# Double track trestle bridge?



## tacfoley (Jan 3, 2008)

Mornin', All - anyone out there built a double track trestle on a curve? I'm sick of looking at my barely disguised Dexion girder bridge and have a this desperate need to bash some wood together to make myself a more imposing means of joining two parts of the track together.

I managed to find myself about 800 feet of store-damaged redwood in various rectangular dimensions from 1/2x1/2 right up to 1x1....should be able to hack something out of that, eh?

TIA for any pix 
tac
www.ovgrs.org
Supporter of the Cape Meares Lighthouse Restoration Fund


----------



## ralphbrades (Jan 3, 2008)

Terry,

I don't have a double track -but I do have a few single track trestles in my collection... 
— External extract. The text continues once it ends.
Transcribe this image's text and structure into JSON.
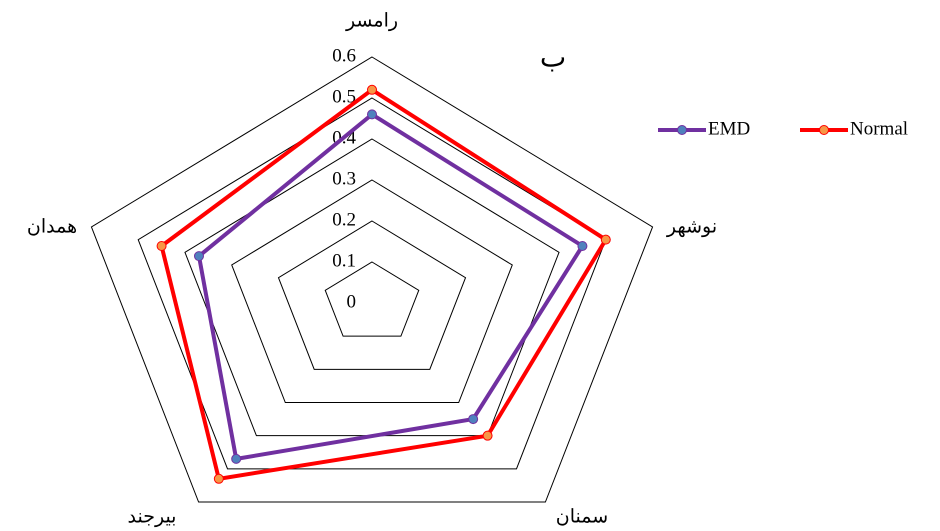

Try here: http://www.cabbagepatchrailway.co.uk/trestle.html

Feel free to grab copies of anything you like.

regards

ralph


----------



## John J (Dec 29, 2007)

Ralph Your Link comes up Page Not Found.


----------



## ralphbrades (Jan 3, 2008)

JJ, 

There was some "garble" at the end of the URL -sorry about that! 

regards 

ralph


----------



## John J (Dec 29, 2007)

WOW Ralph...what a great colection of blue prints. With "Handy Converter" software....one could build any one of those bridges to scale


----------



## tacfoley (Jan 3, 2008)

Yo, Ralph, that's really great!!! Thank you SOOO much! I'm pretty much hung up on the Oregon Pacific trestle design, so I'll be copying that one.

Thanks again.

tac
www.ovgrs.org
Supporter of the Cape Meares Lighthhouse Restoration Fund


----------



## coyote97 (Apr 5, 2009)

dont forget about me......

Nice to hear something from you.
Greetings

Frank


----------